COLLOQUIUM: Emerging imaging technologies to study subcellular architecture, dynamics and function

Event Details

  • Date:
  • Venue: ICFO - Auditorium
  • Address: Mediterranean Technology Park, Av. Carl Friedrich Gauss, 3, 08860 Castelldefels

Head of 4D Cellular Physiology, Howard Hughes Medical Institute, Janelia Research Campus. USA.
The Colloquium will be also streamed by Zoom at this link

Speaker profile:

Dr. Jennifer Lippincott-Schwartz is a Senior Group Leader at the Howard Hughes Medical Institute’s Janelia Research Campus and Head of the Research Program on 4D Cellular Physiology.
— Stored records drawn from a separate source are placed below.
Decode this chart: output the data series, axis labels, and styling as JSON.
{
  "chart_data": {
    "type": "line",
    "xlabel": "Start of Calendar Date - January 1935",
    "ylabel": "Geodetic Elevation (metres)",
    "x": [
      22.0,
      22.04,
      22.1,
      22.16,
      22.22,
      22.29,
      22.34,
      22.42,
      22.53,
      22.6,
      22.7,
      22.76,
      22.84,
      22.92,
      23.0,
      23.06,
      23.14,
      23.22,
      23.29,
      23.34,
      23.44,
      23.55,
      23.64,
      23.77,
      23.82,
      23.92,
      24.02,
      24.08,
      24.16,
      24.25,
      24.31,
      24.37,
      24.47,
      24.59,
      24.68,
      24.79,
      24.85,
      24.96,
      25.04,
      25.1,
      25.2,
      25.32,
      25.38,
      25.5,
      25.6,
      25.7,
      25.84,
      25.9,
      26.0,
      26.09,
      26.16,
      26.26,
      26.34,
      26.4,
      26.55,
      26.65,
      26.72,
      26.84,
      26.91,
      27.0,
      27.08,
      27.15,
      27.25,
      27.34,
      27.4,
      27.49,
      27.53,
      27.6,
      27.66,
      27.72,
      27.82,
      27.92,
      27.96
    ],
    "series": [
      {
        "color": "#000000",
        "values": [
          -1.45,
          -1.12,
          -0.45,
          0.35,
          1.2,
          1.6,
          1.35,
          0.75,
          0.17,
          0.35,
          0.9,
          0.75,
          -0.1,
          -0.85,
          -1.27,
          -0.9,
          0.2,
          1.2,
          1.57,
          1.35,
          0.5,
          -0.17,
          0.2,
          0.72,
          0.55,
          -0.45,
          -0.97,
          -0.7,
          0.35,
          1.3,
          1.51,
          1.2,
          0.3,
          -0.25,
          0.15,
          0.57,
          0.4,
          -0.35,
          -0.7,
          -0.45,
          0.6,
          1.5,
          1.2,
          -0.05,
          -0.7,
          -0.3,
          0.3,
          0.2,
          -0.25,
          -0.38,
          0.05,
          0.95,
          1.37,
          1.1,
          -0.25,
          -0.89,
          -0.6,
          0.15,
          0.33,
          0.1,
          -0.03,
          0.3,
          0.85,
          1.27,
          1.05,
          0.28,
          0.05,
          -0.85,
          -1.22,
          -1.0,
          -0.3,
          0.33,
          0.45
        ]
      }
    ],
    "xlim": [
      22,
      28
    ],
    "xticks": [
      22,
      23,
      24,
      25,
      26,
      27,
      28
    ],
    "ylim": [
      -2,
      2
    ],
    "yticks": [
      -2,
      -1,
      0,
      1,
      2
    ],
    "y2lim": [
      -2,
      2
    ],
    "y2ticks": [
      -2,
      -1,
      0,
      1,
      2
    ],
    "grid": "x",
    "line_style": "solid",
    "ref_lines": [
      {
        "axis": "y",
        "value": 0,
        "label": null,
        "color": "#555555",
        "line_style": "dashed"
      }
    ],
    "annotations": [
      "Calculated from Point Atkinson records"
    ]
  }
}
Lippincott-Schwartz has pioneered the use of green fluorescent protein technology for quantitative analysis and modelling of intracellular protein traffic and organelle dynamics in live cells. Her innovative techniques to label, image, quantify and model specific live cell protein populations and track their fate have provided vital tools used throughout the research community. Her findings using these techniques have reshaped thinking about the biogenesis, function, targeting, and maintenance of various subcellular organelles and macromolecular complexes and their crosstalk with regulators of the cell cycle, metabolism, aging, and cell fate determination. She is an elected member of the National Academy of Sciences, the National Academy of Medicine, the American Society of Arts and Sciences and the European Molecular Biology Organization. She co-authored the textbook “Cell Biology” and was President of the American Society of Cell Biology. Dr. Lippincott-Schwartz attended Swarthmore College, received her MS from Stanford University, and obtained her PhD in Biochemistry from Johns Hopkins University.


Powerful new ways to image the internal structures and complex dynamics of cells are revolutionizing cell biology and bio-medical research. In this talk, I will focus on how emerging fluorescent technologies are increasing spatio-temporal resolution dramatically, permitting simultaneous multispectral imaging of multiple cellular components. In addition, results will be discussed from whole cell milling using Focused Ion Beam Electron Microscopy (FIB-SEM), which reconstructs the entire cell volume at 4 voxel resolution. Using these tools, it is now possible to begin constructing a “organelle interactome”, describing the interrelationships of different subcellular organelles as they carry out critical functions. The same tools are also revealing new properties of organelles and their trafficking pathways, and how disruptions of the organelle’s normal functions due to genetic mutations may contribute to important diseases.